9 Fuiano G, Sund S, Mazza G, et al. Renal hemodynamic response to maximal vasodilating stimulus in healthy older subjects. Kidney Int 2001; 59: 1052–8.
10 Ungar A, Castellani S, Di Serio C, et al. Changes in renal autacoids and hemodynamics associated with aging and isolated systolic hypertension. Prostaglandins Other Lipid Mediat 2000; 62: 117–33.

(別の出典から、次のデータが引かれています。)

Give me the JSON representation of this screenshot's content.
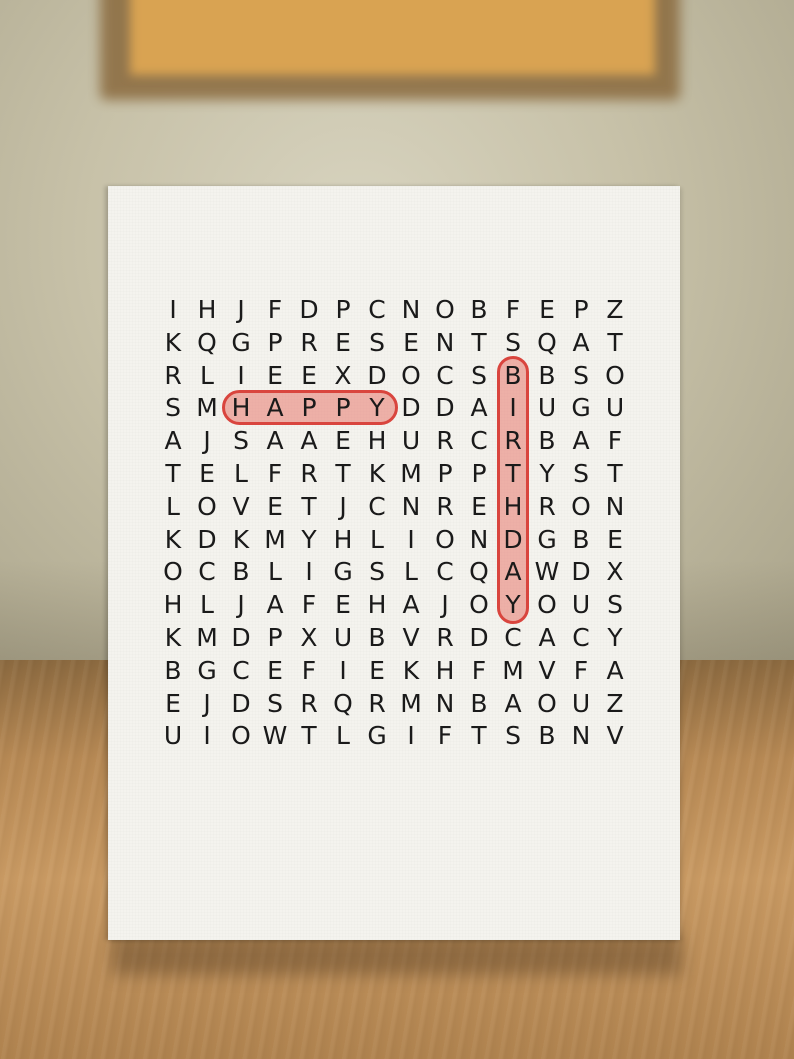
{
  "puzzle": {
    "rows": [
      "IHJFDPCNOBFEPZ",
      "KQGPRESENTSQAT",
      "RLIEEXDOCSBBSO",
      "SMHAPPYDDAIUGU",
      "AJSAAEHURCRBAF",
      "TELFRTKMPPTYST",
      "LOVETJCNREHRON",
      "KDKMYHLIONDGBE",
      "OCBLIGSLCQAWDX",
      "HLJAFEHAJOYOUS",
      "KMDPXUBVRDCACY",
      "BGCEFIEKHFMVFA",
      "EJDSRQRMNBAOUZ",
      "UIOWTLGIFTSBNV"
    ],
    "found_words": [
      {
        "word": "HAPPY",
        "direction": "horizontal",
        "row": 3,
        "col": 2
      },
      {
        "word": "BIRTHDAY",
        "direction": "vertical",
        "row": 2,
        "col": 10
      }
    ],
    "highlight_color": "#d9453e"
  }
}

11 Field TS, Gurwitz JH, Glynn RJ, et al. The renal effects of nonsteroidal anti-inflammatory drugs in older people: findings from the Established Populations for Epidemiologic Studies of the Elderly. J Am Geriatr Soc 1999; 47: 507–11.
12 Parsons TJ, Sartini C, Ash S, et al. Objectively measured physical activity and kidney function in older men; a cross-sectional population-based study. Age Ageing 2017; 46: 1010–4.